Danny didn’t want to think about the wreck, but suddenly it was there, <rocks, truck falling,> and Hawley’s glum mood: he didn’t want to think about the wreck, but it nagged the ambient, a before-snow impression of rocks and empty space under the riders’ right hand—Jonas had gotten testy with Hawley’s brooding and told him have a drink, so Hawley had had several.

Hawley and Luke resumed play with Hawley’s frayed pack of cards.

They were safe enough. Jonas had taken exactly the position that Danny hoped he would, that they shouldn’t have to move again, that Guil Stuart would come to them, because from the direction Stuart should be coming he had to pass by Tarmin gates.

So they’d get Stuart to join them, and shelter here until they’d rested up—

And wait until the rogue came to them, he supposed. That made sense.
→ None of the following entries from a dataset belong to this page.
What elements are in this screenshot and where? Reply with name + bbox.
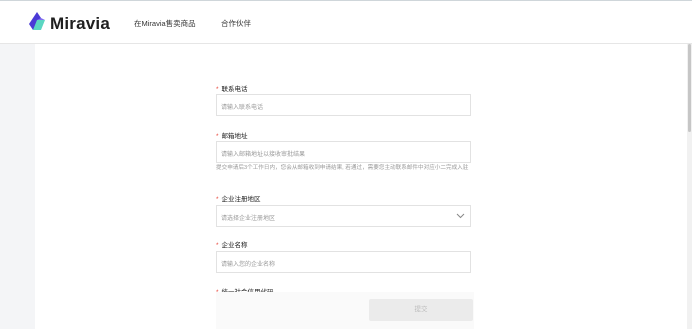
page-background [0, 44, 687, 329]
email-label: * 邮箱地址 [216, 133, 248, 140]
region-label: * 企业注册地区 [216, 196, 261, 203]
company-name-label: * 企业名称 [216, 242, 248, 249]
company-name-placeholder: 请输入您的企业名称 [221, 262, 276, 268]
required-mark: * [216, 133, 219, 140]
email-hint: 提交申请后3个工作日内，您会从邮箱收到申请结果, 若通过，需要您主动联系邮件中对… [216, 165, 469, 171]
email-input[interactable]: 请输入邮箱地址以接收审批结果 [216, 141, 471, 163]
required-mark: * [216, 86, 219, 93]
chevron-down-icon [456, 213, 465, 219]
phone-label: * 联系电话 [216, 86, 248, 93]
company-name-input[interactable]: 请输入您的企业名称 [216, 251, 471, 273]
required-mark: * [216, 242, 219, 249]
email-placeholder: 请输入邮箱地址以接收审批结果 [221, 152, 306, 158]
miravia-logo[interactable]: Miravia [27, 10, 110, 34]
scrollbar-thumb[interactable] [688, 44, 691, 132]
region-placeholder: 请选择企业注册地区 [221, 216, 276, 222]
brand-name: Miravia [50, 14, 110, 33]
phone-placeholder: 请输入联系电话 [221, 105, 264, 111]
region-select[interactable]: 请选择企业注册地区 [216, 205, 471, 227]
top-header: Miravia 在Miravia售卖商品 合作伙伴 [0, 0, 692, 44]
nav-sell-on-miravia[interactable]: 在Miravia售卖商品 [134, 18, 196, 29]
required-mark: * [216, 196, 219, 203]
nav-partners[interactable]: 合作伙伴 [221, 18, 251, 29]
submit-button[interactable]: 提交 [369, 299, 473, 321]
miravia-logo-icon [29, 12, 45, 30]
phone-input[interactable]: 请输入联系电话 [216, 94, 471, 116]
form-card [35, 44, 687, 329]
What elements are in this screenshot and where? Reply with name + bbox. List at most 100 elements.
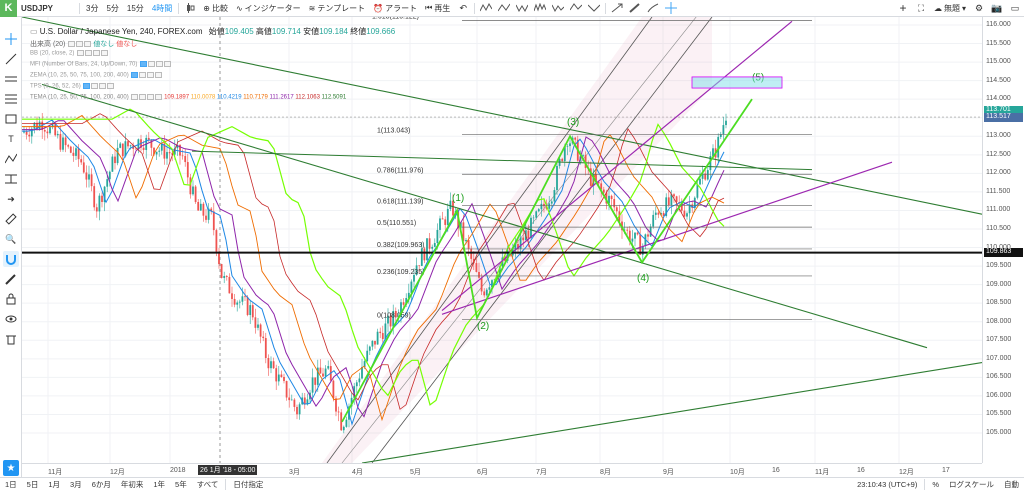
- range-3m[interactable]: 3月: [65, 479, 87, 490]
- candle-body: [275, 368, 278, 382]
- legend-collapse-icon[interactable]: ▭: [30, 27, 40, 36]
- visibility-toggle[interactable]: [77, 50, 85, 56]
- fullscreen-icon[interactable]: ⛶: [915, 2, 927, 14]
- prediction-tool-icon[interactable]: [3, 171, 19, 187]
- interval-3m[interactable]: 3分: [82, 0, 102, 17]
- remove-toggle[interactable]: [93, 50, 101, 56]
- camera-icon[interactable]: 📷: [991, 2, 1003, 14]
- more-toggle[interactable]: [155, 72, 163, 78]
- goto-date-button[interactable]: 日付指定: [228, 479, 268, 490]
- candle-body: [49, 127, 51, 134]
- settings-toggle[interactable]: [148, 61, 156, 67]
- candle-body: [293, 399, 296, 407]
- time-axis[interactable]: 11月 12月 2018 26 1月 '18 - 05:00 3月 4月 5月 6月 7月 8月 9…: [22, 463, 982, 477]
- wave-label: (2): [477, 321, 489, 332]
- clock[interactable]: 23:10:43 (UTC+9): [852, 480, 922, 489]
- alert-button[interactable]: ⏰ アラート: [369, 0, 421, 17]
- draw-mode-icon[interactable]: [3, 271, 19, 287]
- percent-toggle[interactable]: %: [927, 480, 944, 489]
- visibility-toggle[interactable]: [83, 83, 91, 89]
- settings-toggle[interactable]: [139, 94, 147, 100]
- visibility-toggle[interactable]: [140, 61, 148, 67]
- range-1m[interactable]: 1月: [43, 479, 65, 490]
- settings-toggle[interactable]: [139, 72, 147, 78]
- candle-body: [238, 301, 241, 303]
- undo-icon[interactable]: ↶: [457, 2, 469, 14]
- symbol-search[interactable]: USDJPY: [17, 0, 77, 17]
- interval-4h[interactable]: 4時間: [148, 0, 176, 17]
- range-5d[interactable]: 5日: [22, 479, 44, 490]
- expand-icon[interactable]: ▭: [1009, 2, 1021, 14]
- pattern-tool-icon[interactable]: [3, 151, 19, 167]
- trendline-tool-icon[interactable]: [3, 51, 19, 67]
- layout-cloud-button[interactable]: ☁ 無題 ▾: [930, 0, 970, 17]
- star-icon[interactable]: ★: [3, 460, 19, 476]
- more-toggle[interactable]: [164, 61, 172, 67]
- remove-toggle[interactable]: [84, 41, 92, 48]
- lock-icon[interactable]: [3, 291, 19, 307]
- compare-button[interactable]: ⊕ 比較: [199, 0, 232, 17]
- settings-toggle[interactable]: [85, 50, 93, 56]
- pencil-icon[interactable]: [629, 2, 641, 14]
- auto-scale-toggle[interactable]: 自動: [999, 479, 1024, 490]
- candle-body: [667, 197, 670, 206]
- arrow-line-icon[interactable]: [611, 2, 623, 14]
- crosshair-icon[interactable]: [665, 2, 678, 14]
- interval-15m[interactable]: 15分: [123, 0, 148, 17]
- trash-icon[interactable]: [3, 331, 19, 347]
- horizontal-line-tool-icon[interactable]: [3, 71, 19, 87]
- visibility-toggle[interactable]: [131, 72, 139, 78]
- logo-icon[interactable]: K: [0, 0, 17, 17]
- range-5y[interactable]: 5年: [170, 479, 192, 490]
- remove-toggle[interactable]: [99, 83, 107, 89]
- wave-wxy-icon[interactable]: [516, 2, 529, 14]
- range-ytd[interactable]: 年初来: [116, 479, 149, 490]
- candle-body: [225, 276, 228, 277]
- indicators-button[interactable]: ∿ インジケーター: [232, 0, 305, 17]
- remove-toggle[interactable]: [147, 72, 155, 78]
- wave-chevron-icon[interactable]: [588, 2, 601, 14]
- more-toggle[interactable]: [155, 94, 163, 100]
- wave-wxyxz-icon[interactable]: [534, 2, 547, 14]
- divider: [79, 2, 80, 14]
- settings-toggle[interactable]: [76, 41, 84, 48]
- range-1d[interactable]: 1日: [0, 479, 22, 490]
- chart-canvas[interactable]: 1(113.043) 0.786(111.976) 0.618(111.139) 0.…: [22, 17, 982, 463]
- add-icon[interactable]: +: [897, 1, 909, 15]
- text-tool-icon[interactable]: T: [3, 131, 19, 147]
- interval-5m[interactable]: 5分: [102, 0, 122, 17]
- more-toggle[interactable]: [107, 83, 115, 89]
- arrow-right-icon[interactable]: ➜: [3, 191, 19, 207]
- visibility-toggle[interactable]: [131, 94, 139, 100]
- range-1y[interactable]: 1年: [148, 479, 170, 490]
- ruler-icon[interactable]: [3, 211, 19, 227]
- templates-button[interactable]: ≋ テンプレート: [305, 0, 369, 17]
- log-scale-toggle[interactable]: ログスケール: [944, 479, 999, 490]
- settings-toggle[interactable]: [91, 83, 99, 89]
- visibility-toggle[interactable]: [68, 41, 76, 48]
- more-toggle[interactable]: [101, 50, 109, 56]
- price-tick: 114.000: [986, 95, 1011, 103]
- brush-icon[interactable]: [647, 2, 659, 14]
- wave-w12-icon[interactable]: [480, 2, 493, 14]
- gear-icon[interactable]: ⚙: [973, 2, 985, 14]
- wave-combo-icon[interactable]: [570, 2, 583, 14]
- remove-toggle[interactable]: [156, 61, 164, 67]
- price-chart[interactable]: 1(113.043) 0.786(111.976) 0.618(111.139) 0.…: [22, 17, 982, 463]
- range-6m[interactable]: 6か月: [87, 479, 116, 490]
- candle-style-icon[interactable]: [184, 2, 196, 14]
- magnet-icon[interactable]: [3, 251, 19, 267]
- eye-icon[interactable]: [3, 311, 19, 327]
- replay-button[interactable]: ⏮ 再生: [421, 0, 454, 17]
- zoom-icon[interactable]: 🔍: [3, 231, 19, 247]
- tema-value: 112.1063: [293, 94, 320, 101]
- crosshair-tool-icon[interactable]: [3, 31, 19, 47]
- fib-tool-icon[interactable]: [3, 91, 19, 107]
- volume-legend: 出来高 (20) 値なし 値なし: [30, 39, 137, 49]
- range-all[interactable]: すべて: [192, 479, 224, 490]
- wave-abc-icon[interactable]: [498, 2, 511, 14]
- rectangle-tool-icon[interactable]: [3, 111, 19, 127]
- wave-triangle-icon[interactable]: [552, 2, 565, 14]
- remove-toggle[interactable]: [147, 94, 155, 100]
- price-axis[interactable]: 116.000 115.500 115.000 114.500 114.000 113.5…: [982, 17, 1024, 463]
It made a vast amount of sense if you didn’t think about the other villages up on the road, higher on the mountain, or if you just took for granted the rogue would stay around the area—

He didn’t understand what Jonas planned to do besides wait for Stuart—he wasn’t altogether easy with the notion of them being fast friends. But he didn’t think they had any mischief in mind. He wished Jonas would hint what they were going to do about the coming night. Or what precautions they were going to take.

And maybe Jonas was just a son of a bitch who didn’t explain his plans, ever; and maybe Jonas had the notion he’d had—that if there was connection between the rogue and the boys, there was every chance it would come back to Tarmin rather than go to the villages up the mountain. Bait.
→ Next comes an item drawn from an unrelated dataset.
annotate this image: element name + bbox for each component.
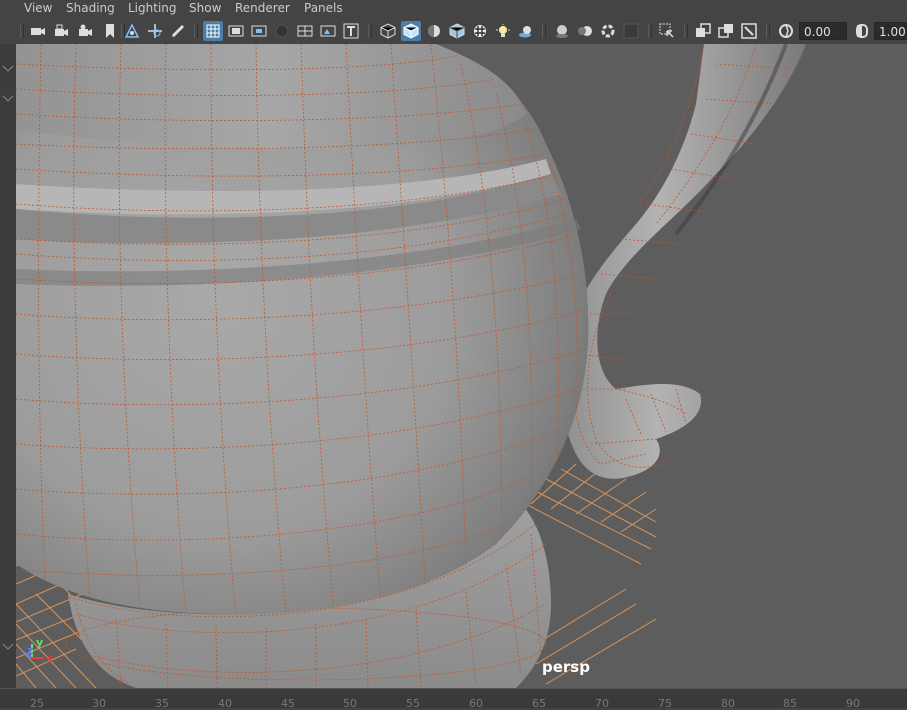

That kind of thing, he understood with no trouble: hard choices, greater and lesser risk, foolhardiness and courage—there was a dividing line. Papa had always said so. In that sense they were protecting the villages on the High Loop just by sitting here and protecting themselves, and he supposed that was good and he was on the right side.

But he didn’t understand the dying. Didn’t understand the bodies out there—nor why a reasonable God let it happen to people who’d, in the preachers’ economy, had no defense but not to listen, to shut their ears, inside and out. These were people who’d paid their tithes and gone to church and not been riotous and drunk too much and danced. And they were dead.

His own mother and father and Sam had bought that life for themselves. They believed in it. They believed righteousness made you safe.

But, God, it was all so fragile. It was all so terribly fragile. Five riders hadn’t been enough—the way he understood the boys’ image of the situation: five in town, two out on road repair—and none of them had stopped it.

In that thought, too, Jonas was doing absolutely right, holding them here. But the man was so damned cold. As if—

The ambient changed. Something more was out there than had been—he couldn’t define the change, he didn’t know why he was suddenly feeling the mountain more strongly, just that background noise that was always there—that now was more to the fore of his mind.

He didn’t know what else had come in, but he wasn’t alone in perceiving that something had—every rider in the room had gone still. The card game had stopped—Luke and Hawley looked toward the wall, toward the outside and the east. Jonas, who’d been cleaning and oiling his pistol, hesitated just ever so slightly, then snapped the cylinder into lock, a sound that made the boys jump, the general spookiness in the air surely having its effect on them as well.

“What is it?” Randy asked. <Terrified,> came flooding through from both the boys. They had guns. They’d at least had Luke’s short version of how to aim and hope to hit something, and how not to empty the gun, ever, until you were down to the thing coming dead at you with no way to miss: they’d found the boys simple revolvers, single action, no rounds to lurk in the chamber and no safety to remember to take off. Pull the trigger and they went off— a danger to themselves and everything around them if they spooked.